High-impact weight-bearing exercises (dancing, hiking, tennis, etc.) help build bones and keep them strong, but can be dangerous for those who have broken a bone due to osteoporosis or are at risk of breaking a bone. Low-impact weight-bearing exercises (elliptical training, fast walking, stair step machines, etc.) can also help keep bones strong and are a safe alternative for those who cannot do high-impact exercises.
Muscle strengthening exercises include activities where someone moves their body, a weight or some other resistance against gravity. They are also known as “resistance exercises“ and include lifting weights, using elastic exercise bands, using weight machines and more.
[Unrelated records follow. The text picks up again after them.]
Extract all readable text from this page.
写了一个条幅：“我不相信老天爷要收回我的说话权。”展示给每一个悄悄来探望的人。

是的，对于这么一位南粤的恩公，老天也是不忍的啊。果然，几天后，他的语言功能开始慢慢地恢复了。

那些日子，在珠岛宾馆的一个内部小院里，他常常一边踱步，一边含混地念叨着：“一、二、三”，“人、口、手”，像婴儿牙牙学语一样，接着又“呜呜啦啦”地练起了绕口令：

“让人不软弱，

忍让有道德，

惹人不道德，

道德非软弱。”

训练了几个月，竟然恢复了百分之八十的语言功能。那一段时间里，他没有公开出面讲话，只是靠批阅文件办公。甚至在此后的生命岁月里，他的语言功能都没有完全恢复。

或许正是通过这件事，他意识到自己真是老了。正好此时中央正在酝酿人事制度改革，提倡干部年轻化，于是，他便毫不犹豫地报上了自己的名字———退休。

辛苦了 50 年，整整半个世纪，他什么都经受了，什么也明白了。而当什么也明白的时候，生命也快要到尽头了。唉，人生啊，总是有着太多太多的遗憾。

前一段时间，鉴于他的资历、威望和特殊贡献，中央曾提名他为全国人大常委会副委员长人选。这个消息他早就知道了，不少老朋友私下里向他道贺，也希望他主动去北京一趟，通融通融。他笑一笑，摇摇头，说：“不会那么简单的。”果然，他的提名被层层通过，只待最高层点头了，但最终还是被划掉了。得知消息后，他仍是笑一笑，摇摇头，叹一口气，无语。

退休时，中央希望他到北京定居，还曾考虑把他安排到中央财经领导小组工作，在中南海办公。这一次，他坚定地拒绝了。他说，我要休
Eat Foods That are Good for Bone Health
Those who eat a well-balanced diet with plenty of dairy, fish, fruits and vegetables should get enough of the nutrients they need every day. However, those looking to ensure they consume foods which support bone health should look primarily to fish, fruits, vegetables and fortified foods. For example, canned sardines and salmon (with bones) are an excellent source of calcium. Spinach, beet greens, okra, tomato products, artichokes, plantains, potatoes, sweet potatoes, collard greens and raisins contain magnesium, which also supports bone health. Further, fortified foods such as soy milk can contain both calcium and Vitamin D.
The National Institute of Arthritis and Musculoskeletal and Skin Diseases reports that several research studies have identified smoking as a risk factor for osteoporosis and bone fracture. According to the Centers for Disease Control and Prevention, more than 16 million Americans are living with a disease caused by smoking. In addition, studies on the effects of smoking suggest that smoking increases the risk of having a fracture. The habit has also been shown to have a negative impact on bone healing after fracture.
Ultimately, the NOF points out that individuals are never too young or old to begin improving the health of their bones. Although prevention should ideally begin in childhood, forming healthy habits later in life can still lead to greater bone health in the future. As the foundation states, “Now is the time to take action.”